Qualifications-Based Selection (QBS) is a procurement process established by the United States Congress as a part of the Brooks Act[1] and further developed as a process for public agencies to use for the selection of architectural and engineering services for public construction projects. It is a competitive contract procurement process whereby consulting firms submit qualifications to a procuring entity (owner) who evaluates and selects the most qualified firm, and then negotiates the project scope of work, schedule, budget, and consultant fee.
Crucially, under a QBS procurement, the cost of the work (price) is not considered when making the initial selection of the best or most appropriate provider of the professional services required. Fees for services will be negotiated, however, following selection and before contracting.
Many states in the US have adopted their own versions of the Brooks Act, commonly referred to as "Little Brooks Acts" or "mini-Brooks Acts." For example, Georgia has adopted QBS as appropriate under its state law.[2] Practical application in Georgia state construction procurements has extended the use of QBS into several areas of professional construction services other than architecture, engineering, land surveying, and landscape architecture. These areas have included project and program management, construction management at-risk (CM/GC), design-build, and building commissioning. Other states have adopted varying interpretations.
Public owners have developed policies and procedures for Qualifications-Based Selection to govern procurements in which price is not the determining factor in selection. Price will be taken into consideration under QBS but not for the purposes of the public owner's determination of the most suitable and qualified provider of construction services.
Qualifications-Based Selection was developed because public owners lacked procurement tools for services for which price competition made no sense. For example, creative services cannot be fairly priced before the creative process has taken place. An architect can hardly "hard bid" (submit a firm price for) a project when part of the cost to the architectural firm (and therefore its needs for compensation) will be determined later in the process of discovery of the owner's needs and intentions.
Further, lowest cost is widely recognized as the poorest criterion for service selection when quality and professional creativity are sought.
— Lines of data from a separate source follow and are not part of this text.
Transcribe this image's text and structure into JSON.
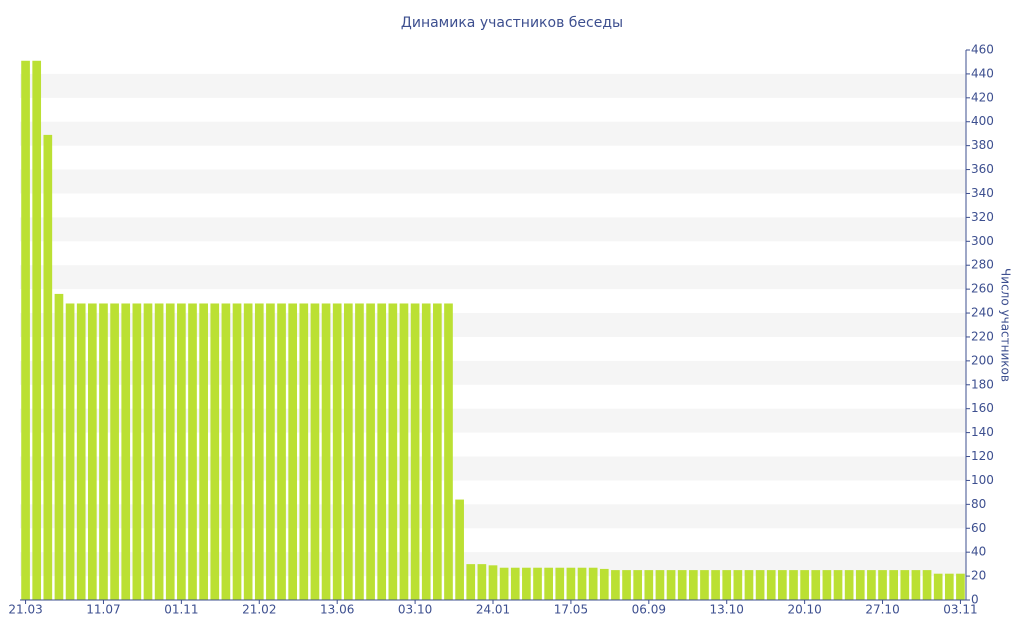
{
  "chart_data": {
    "type": "bar",
    "title": "Динамика участников беседы",
    "y_label": "Число участников",
    "categories": [
      "21.03",
      null,
      null,
      null,
      null,
      null,
      null,
      "11.07",
      null,
      null,
      null,
      null,
      null,
      null,
      "01.11",
      null,
      null,
      null,
      null,
      null,
      null,
      "21.02",
      null,
      null,
      null,
      null,
      null,
      null,
      "13.06",
      null,
      null,
      null,
      null,
      null,
      null,
      "03.10",
      null,
      null,
      null,
      null,
      null,
      null,
      "24.01",
      null,
      null,
      null,
      null,
      null,
      null,
      "17.05",
      null,
      null,
      null,
      null,
      null,
      null,
      "06.09",
      null,
      null,
      null,
      null,
      null,
      null,
      "13.10",
      null,
      null,
      null,
      null,
      null,
      null,
      "20.10",
      null,
      null,
      null,
      null,
      null,
      null,
      "27.10",
      null,
      null,
      null,
      null,
      null,
      null,
      "03.11"
    ],
    "values": [
      451,
      451,
      389,
      256,
      248,
      248,
      248,
      248,
      248,
      248,
      248,
      248,
      248,
      248,
      248,
      248,
      248,
      248,
      248,
      248,
      248,
      248,
      248,
      248,
      248,
      248,
      248,
      248,
      248,
      248,
      248,
      248,
      248,
      248,
      248,
      248,
      248,
      248,
      248,
      84,
      30,
      30,
      29,
      27,
      27,
      27,
      27,
      27,
      27,
      27,
      27,
      27,
      26,
      25,
      25,
      25,
      25,
      25,
      25,
      25,
      25,
      25,
      25,
      25,
      25,
      25,
      25,
      25,
      25,
      25,
      25,
      25,
      25,
      25,
      25,
      25,
      25,
      25,
      25,
      25,
      25,
      25,
      22,
      22,
      22
    ],
    "color": "#bbe033",
    "ylim": [
      0,
      460
    ],
    "yticks": [
      0,
      20,
      40,
      60,
      80,
      100,
      120,
      140,
      160,
      180,
      200,
      220,
      240,
      260,
      280,
      300,
      320,
      340,
      360,
      380,
      400,
      420,
      440,
      460
    ],
    "grid": "bands",
    "y_axis_side": "right"
  }
}
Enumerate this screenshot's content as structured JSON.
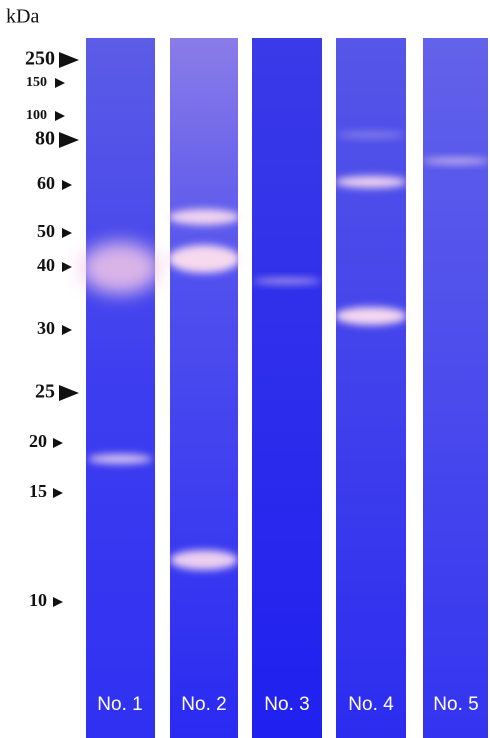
{
  "header": {
    "unit": "kDa"
  },
  "markers": [
    "250",
    "150",
    "100",
    "80",
    "60",
    "50",
    "40",
    "30",
    "25",
    "20",
    "15",
    "10"
  ],
  "lanes": [
    "No. 1",
    "No. 2",
    "No. 3",
    "No. 4",
    "No. 5"
  ]
}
An apt analogy from outside of the construction arena often cited is in the area of medical care: Nobody willingly chooses a surgeon based upon a doctor's willingness to perform an operation most cheaply.
Whereas private owners can use common sense to procure services based upon an evaluation of sources of greatest delivery of value, public owners, under political scrutiny, have been bound to the presumed objectivity of selections based on lowest price, even if a realistic price could not be determined. Such situations have led to unintended consequences, including poor service and quality, excessive and expensive change orders, and litigation over disputes.
Adapting to political reality, known abuses, tight budgets, and increasing expectations on the part of taxpayers for quality with integrity, the public owner has developed selection procedures consciously intended to enhance the probability of value while guarding against unfairness and abuse.
Crucial to QBS is the methodology and documentation the public owner uses to ensure competition without consideration of price. An essential element is the use of a selection committee, comprising a number of knowledgeable people of unquestioned integrity, to make the evaluations. The selection committee is charged by the owner with fairly evaluating the qualifications and, often, the ideas for project execution offered by competing firms.
Under QBS, the owner would publicly advertise a project and describe it in significant detail in a published "Request for Qualifications" (RFQ). The RFQ should contain selection criteria explicitly in order for firms to judge the likelihood of being selected. The owner would invite firms to submit their qualifications for evaluation by the selection committee, which must then rank-order the firms using the published selection criteria in making their evaluations.
Commonly, the initial evaluation of qualifications submittals will lead to a shortlist of three to five firms that the selection committee judges to be well qualified to perform the work. Through an additional "Request for Proposals" (RFP), these shortlisted firms may be invited to submit more detailed ideas about the specific project at hand. The selection committee would also evaluate responses to the RFP, and often invite firms to interview in person.
Ultimately, the selection committee will provide the owner with a final rank ordering of the shortlisted firms. The owner would then invite the top-ranked firm to enter into negotiations to establish compensation and other contractual terms. If negotiations are not successful and the parties cannot agree to a contract, the owner would dismiss the top-ranked firm and invite the second-ranked firm to negotiate, and so on until a contract is concluded.
Until recently the evaluations of qualifications submittals was a completely manual process. This meant that each firm submitting on specific projects would typically need to include multiple copies of the requested items for each selection committee member as well as a copy that would remain on file with the agency. With the release of GSA's Standard Form (SF) 330 in 2004, agencies now have the capability to request that a submittal be performed in an entirely paperless environment with the use of an Electronic Submittal Process (ESP). Beyond a simple document management system, a true ESP will extract essential information from submitted items, maintain lists of projects and specific evaluation criteria, and provide tools for committees to objectively compare, score and rank firms in an efficient manner.